Everybody Wants to Be on TV, the second album by British pop trio Scouting for Girls, is as light and breezy as its predecessor and is loaded with sure-fire hit material, though it does nothing to impress the legion of critics who have slagged the band for its unimaginative approach to radio-friendly pop/rock.
While Scouting for Girls garnered more than their fair share of disparagement from critics in the British press, there's no denying that the band proved remarkably successful from a commercial standpoint.
Scouting for Girls (2007), the band's eponymous debut, topped the U.K.
albums chart and spawned a trio of Top Ten hit singles ("She's So Lovely," "Elvis Ain't Dead," "Heartbeat").
In hopes of repeating the success of their debut album, Scouting for Girls took their time writing Everybody Wants to Be on TV.
It was reported that bandleader Roy Stride scrapped an entire album's worth of material in 2008 and went back to the drawing board in his aim to write "the perfect pop song." The problem is that the ten songs on Everybody Wants to Be on TV are too perfect.
They're well-crafted, for sure, and practically all of them are primed for mainstream pop/rock radio play.
Take for instance the lead single, "This Ain't a Love Song," which shot straight to the top of the U.K.

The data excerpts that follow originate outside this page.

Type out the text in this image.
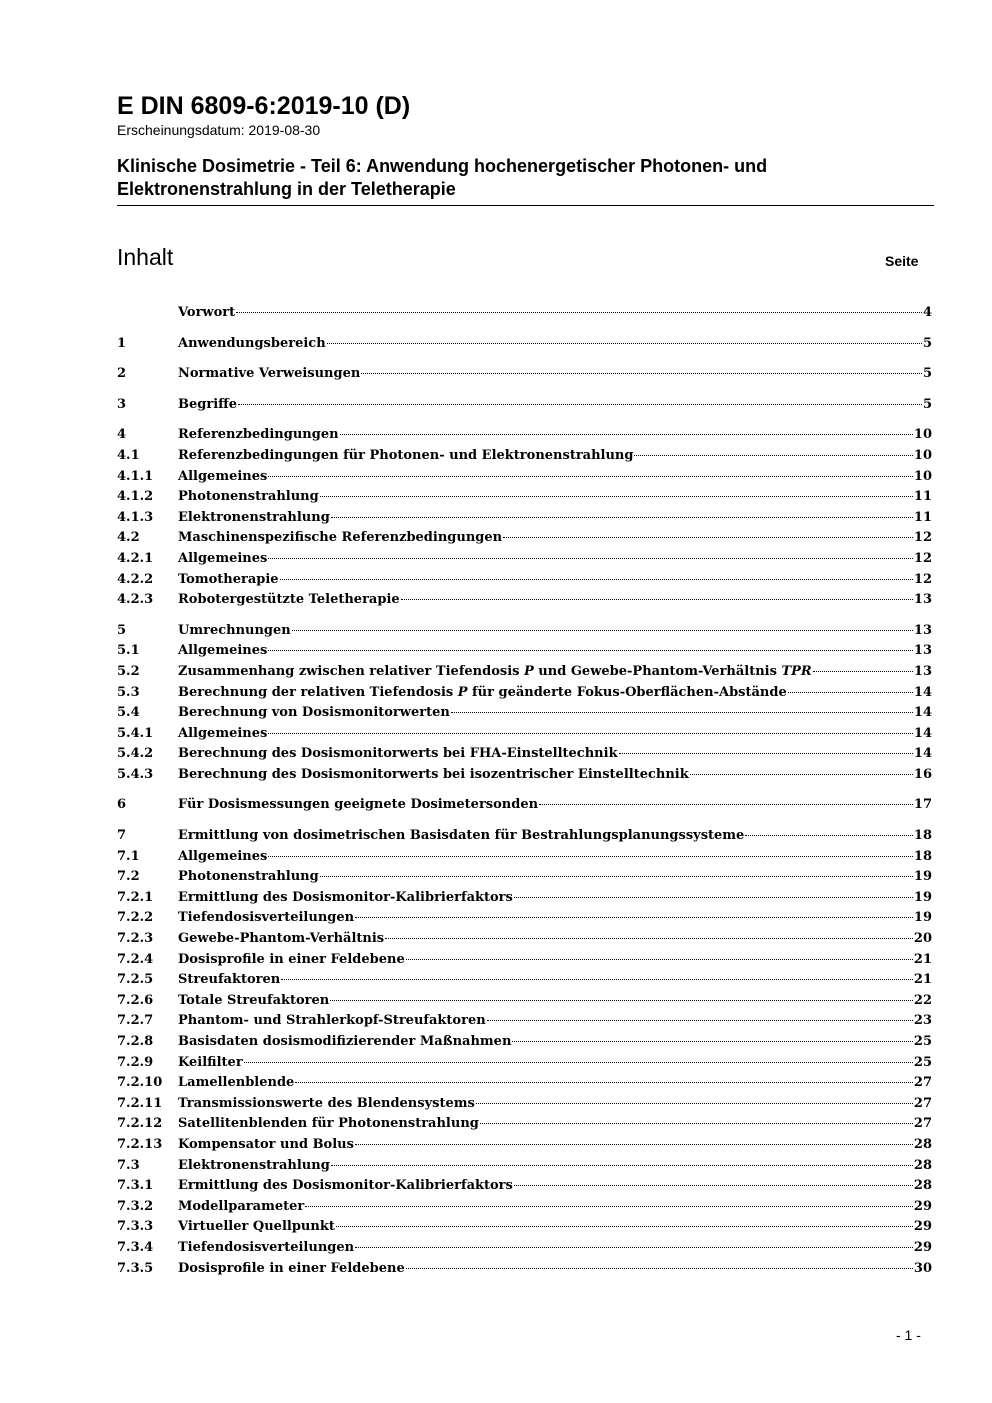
E DIN 6809-6:2019-10 (D)

Erscheinungsdatum: 2019-08-30

Klinische Dosimetrie - Teil 6: Anwendung hochenergetischer Photonen- und
Elektronenstrahlung in der Teletherapie

Inhalt	Seite
Vorwort	4
1	Anwendungsbereich	5
2	Normative Verweisungen	5
3	Begriffe	5
4	Referenzbedingungen	10
4.1	Referenzbedingungen für Photonen- und Elektronenstrahlung	10
4.1.1	Allgemeines	10
4.1.2	Photonenstrahlung	11
4.1.3	Elektronenstrahlung	11
4.2	Maschinenspezifische Referenzbedingungen	12
4.2.1	Allgemeines	12
4.2.2	Tomotherapie	12
4.2.3	Robotergestützte Teletherapie	13
5	Umrechnungen	13
5.1	Allgemeines	13
5.2	Zusammenhang zwischen relativer Tiefendosis P und Gewebe-Phantom-Verhältnis TPR	13
5.3	Berechnung der relativen Tiefendosis P für geänderte Fokus-Oberflächen-Abstände	14
5.4	Berechnung von Dosismonitorwerten	14
5.4.1	Allgemeines	14
5.4.2	Berechnung des Dosismonitorwerts bei FHA-Einstelltechnik	14
5.4.3	Berechnung des Dosismonitorwerts bei isozentrischer Einstelltechnik	16
6	Für Dosismessungen geeignete Dosimetersonden	17
7	Ermittlung von dosimetrischen Basisdaten für Bestrahlungsplanungssysteme	18
7.1	Allgemeines	18
7.2	Photonenstrahlung	19
7.2.1	Ermittlung des Dosismonitor-Kalibrierfaktors	19
7.2.2	Tiefendosisverteilungen	19
7.2.3	Gewebe-Phantom-Verhältnis	20
7.2.4	Dosisprofile in einer Feldebene	21
7.2.5	Streufaktoren	21
7.2.6	Totale Streufaktoren	22
7.2.7	Phantom- und Strahlerkopf-Streufaktoren	23
7.2.8	Basisdaten dosismodifizierender Maßnahmen	25
7.2.9	Keilfilter	25
7.2.10	Lamellenblende	27
7.2.11	Transmissionswerte des Blendensystems	27
7.2.12	Satellitenblenden für Photonenstrahlung	27
7.2.13	Kompensator und Bolus	28
7.3	Elektronenstrahlung	28
7.3.1	Ermittlung des Dosismonitor-Kalibrierfaktors	28
7.3.2	Modellparameter	29
7.3.3	Virtueller Quellpunkt	29
7.3.4	Tiefendosisverteilungen	29
7.3.5	Dosisprofile in einer Feldebene	30
- 1 -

singles chart upon its release.
Its appeal is immediate.
One listen is all it takes.
Unfortunately, in Stride's aim to write perfect pop songs and hitmaker Andy Green's bid to produce tunes as tailor-made for the charts as last time, the songs on Everybody Wants to Be on TV tend to resemble one another as the album advances.
Give or take novelty touches like the Auto-Tune on "Little Miss Naughty" or some memorably clever turns of phrase on "Posh Girls," these songs are interchangeable.
Their charm wears thin with each passing track, and Stride's hit-making approach becomes increasingly plain in the process.
In the end, it's something of a blessing that Everybody Wants to Be on TV is over and done with in a mere 34 minutes' time.
Scouting for Girls are, at their best, as a singles act.